FB, I sympathize/empathize over your relapse. I’ve had the problem with one side of my face not working. It made drinking very awkward and, yes, I dribbled. My smile looked strange,too. I hope that you’ll have a complete recovery.
Hmmm the left side of my face disconnected from normal control when I was in mid conversation with a work colleague, he looked absolutely terrified, and my lithpy weird attempts to reassure him did not really help.
After that relapse I decided to tell all my colleagues about my condition, one of whom said "thank fog for that, I thought you were an unusually clumsy fogger ! (maybe he did not use the term fog, but you know what I mean) This led to a relaxed fit of giggles and an opportunity to discuss some of my issues and how to cope.
I think a pie is an excellent curative for most ailments.
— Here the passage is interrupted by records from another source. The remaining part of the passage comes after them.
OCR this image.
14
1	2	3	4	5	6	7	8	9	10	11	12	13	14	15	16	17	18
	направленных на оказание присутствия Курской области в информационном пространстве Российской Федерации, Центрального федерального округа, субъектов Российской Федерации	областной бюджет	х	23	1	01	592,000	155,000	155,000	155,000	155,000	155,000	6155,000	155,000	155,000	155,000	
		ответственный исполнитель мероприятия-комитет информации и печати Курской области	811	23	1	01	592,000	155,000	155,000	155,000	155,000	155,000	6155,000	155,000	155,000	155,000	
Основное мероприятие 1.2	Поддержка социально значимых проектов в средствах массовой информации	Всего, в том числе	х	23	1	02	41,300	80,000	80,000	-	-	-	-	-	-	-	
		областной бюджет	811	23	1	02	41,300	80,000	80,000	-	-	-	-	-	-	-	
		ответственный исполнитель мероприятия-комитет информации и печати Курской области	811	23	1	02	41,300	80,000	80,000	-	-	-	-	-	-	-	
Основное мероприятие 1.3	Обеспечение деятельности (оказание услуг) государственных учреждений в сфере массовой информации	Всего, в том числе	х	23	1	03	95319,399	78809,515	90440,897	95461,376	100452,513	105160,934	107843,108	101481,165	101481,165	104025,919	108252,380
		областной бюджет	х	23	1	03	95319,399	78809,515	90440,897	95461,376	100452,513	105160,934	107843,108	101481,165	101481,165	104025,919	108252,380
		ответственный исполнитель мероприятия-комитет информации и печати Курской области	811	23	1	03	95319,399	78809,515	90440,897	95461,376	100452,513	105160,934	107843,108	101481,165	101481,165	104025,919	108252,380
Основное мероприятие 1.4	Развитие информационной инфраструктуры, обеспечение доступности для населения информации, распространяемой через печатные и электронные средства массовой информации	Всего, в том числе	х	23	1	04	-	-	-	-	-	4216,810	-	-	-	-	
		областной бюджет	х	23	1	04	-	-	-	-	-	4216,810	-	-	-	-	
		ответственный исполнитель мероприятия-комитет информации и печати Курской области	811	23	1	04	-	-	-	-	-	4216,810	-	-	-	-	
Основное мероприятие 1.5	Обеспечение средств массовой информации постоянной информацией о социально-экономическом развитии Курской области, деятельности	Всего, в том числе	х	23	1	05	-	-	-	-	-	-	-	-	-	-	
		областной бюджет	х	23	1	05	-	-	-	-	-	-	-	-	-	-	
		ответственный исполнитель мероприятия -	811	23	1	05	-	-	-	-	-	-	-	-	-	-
I may have just eaten my lunch (very dull sandwich!) but I’m certain that a pie would help me today. I’m really feeling very tired / fatigued after a slightly later night than usual and slightly more alcoholic libations than normal. A pie would be just the ticket. §ue
Fatigue! Too weak & weary to lift arms up. Mr C in other room watching a match, I’m on the bed with my Kindle propped on pillows as it’s too heavy to hold today. Things can only get better eh (not really). Mick, good to read of your positive outcome once you’d explained MS to work colleagues & bosses.
Frightened by what? It does make a difference you know. If she was frightened by a nasty looking spider or a grizzly bear, that’s one thing, but if it was a machete wielding human that’s quite another.